The European Commission has proposed to provide up to EUR 100 million in macro-financial assistance to North Macedonia. With this proposal, the EU is standing by North Macedonia in challenging times, as, following Russia’s war of aggression against Ukraine, the country’s external balance has deteriorated rapidly because of its high dependency on imports of fuel and electricity, an EC press release said.
North Macedonia also faces large external debt repayment needs in 2023 in a context of challenging financing conditions, according to the release.
“We stand by North Macedonia in these challenging times,” Commission President Ursula von der Leyen is cited as saying in the release. “Today, we propose up to EUR 100 million in macro-financial assistance to support the country’s economy, contributing to covering its financing needs for the next two years.”
“It will support the country’s economic needs, in the short-term, and structural reforms, to accompany North Macedonia on its EU path,” she wrote on Twitter.
EU Commissioner for Neighbourhood and Enlargement Olivér Várhelyi, also in a Twitter post, said: “In these challenging socio-economic times, the Commission stands by North Macedonia with its proposal to provide up to EUR 100m Macro-Financial Assistance for the country. It is another proof of our commitment that we stand with our partners.”
According to the EC press release, the proposed assistance would contribute to covering North Macedonia’s financing needs in 2023 and 2024, supporting both fiscal sustainability and structural reforms. The proposal accompanies a 24-month support program concluded with the International Monetary Fund of up to EUR 530 million.
“The assistance would come in the form of loans, to be paid in two tranches. These two payments would be conditional on the implementation of policy measures which need to be agreed between North Macedonia and the EU in a Memorandum of Understanding,” the release says.

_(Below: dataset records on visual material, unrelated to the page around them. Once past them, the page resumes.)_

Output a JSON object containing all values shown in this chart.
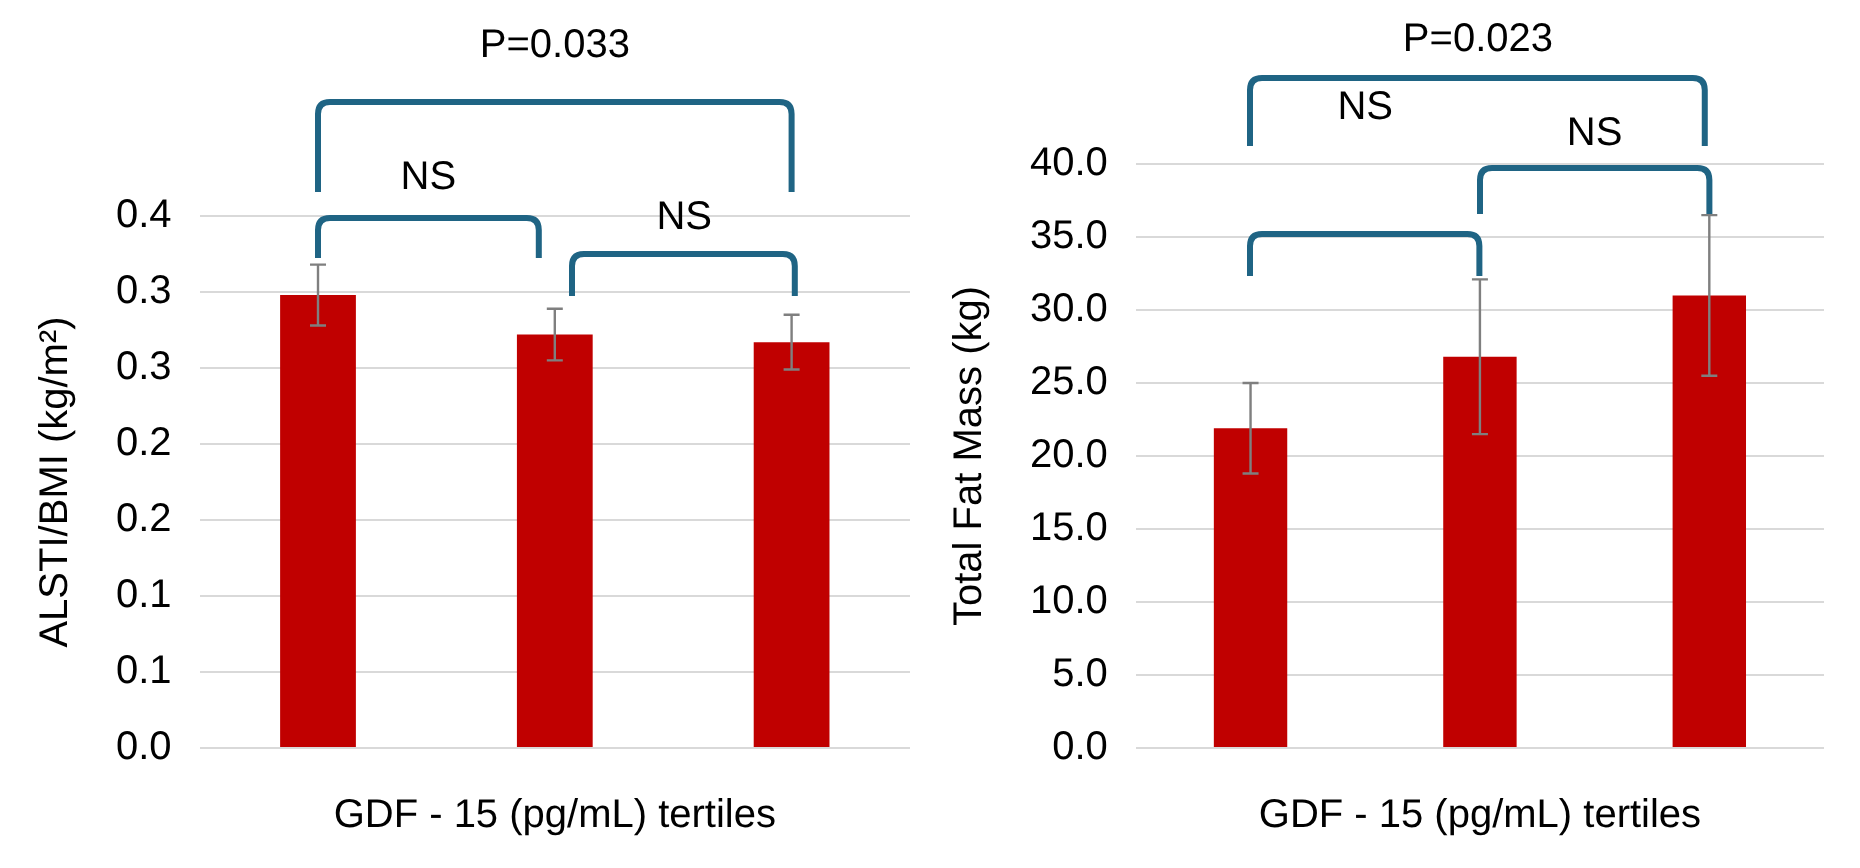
{
  "chart_data": [
    {
      "type": "bar",
      "xlabel": "GDF - 15 (pg/mL) tertiles",
      "ylabel": "ALSTI/BMI (kg/m²)",
      "categories": [
        null,
        null,
        null
      ],
      "series": [
        {
          "color": "#c00000",
          "values": [
            0.298,
            0.272,
            0.267
          ],
          "errors": [
            0.02,
            0.017,
            0.018
          ]
        }
      ],
      "ylim": [
        0,
        0.35
      ],
      "yticks": [
        {
          "value": 0,
          "label": "0.0"
        },
        {
          "value": 0.05,
          "label": "0.1"
        },
        {
          "value": 0.1,
          "label": "0.1"
        },
        {
          "value": 0.15,
          "label": "0.2"
        },
        {
          "value": 0.2,
          "label": "0.2"
        },
        {
          "value": 0.25,
          "label": "0.3"
        },
        {
          "value": 0.3,
          "label": "0.3"
        },
        {
          "value": 0.35,
          "label": "0.4"
        }
      ],
      "grid": "y",
      "legend": false,
      "annotations": [
        "P=0.033",
        "NS",
        "NS"
      ]
    },
    {
      "type": "bar",
      "xlabel": "GDF - 15 (pg/mL) tertiles",
      "ylabel": "Total Fat Mass (kg)",
      "categories": [
        null,
        null,
        null
      ],
      "series": [
        {
          "color": "#c00000",
          "values": [
            21.9,
            26.8,
            31.0
          ],
          "errors": [
            3.1,
            5.3,
            5.5
          ]
        }
      ],
      "ylim": [
        0,
        40
      ],
      "yticks": [
        {
          "value": 0,
          "label": "0.0"
        },
        {
          "value": 5,
          "label": "5.0"
        },
        {
          "value": 10,
          "label": "10.0"
        },
        {
          "value": 15,
          "label": "15.0"
        },
        {
          "value": 20,
          "label": "20.0"
        },
        {
          "value": 25,
          "label": "25.0"
        },
        {
          "value": 30,
          "label": "30.0"
        },
        {
          "value": 35,
          "label": "35.0"
        },
        {
          "value": 40,
          "label": "40.0"
        }
      ],
      "grid": "y",
      "legend": false,
      "annotations": [
        "P=0.023",
        "NS",
        "NS"
      ]
    }
  ]
}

The Memorandum of Understanding is expected to focus on policy reforms in the areas of fiscal governance, tax policy, the management of public investment, public-private partnerships, business environment, transparency in state aid, energy efficiency, judiciary reform, and the fight against corruption.
The payments would also be conditional on a positive track record in implementing the IMF program and the reforms will support North Macedonia on its path to EU membership. Next, the European Parliament and the Council of the EU are to consider and adopt the proposal.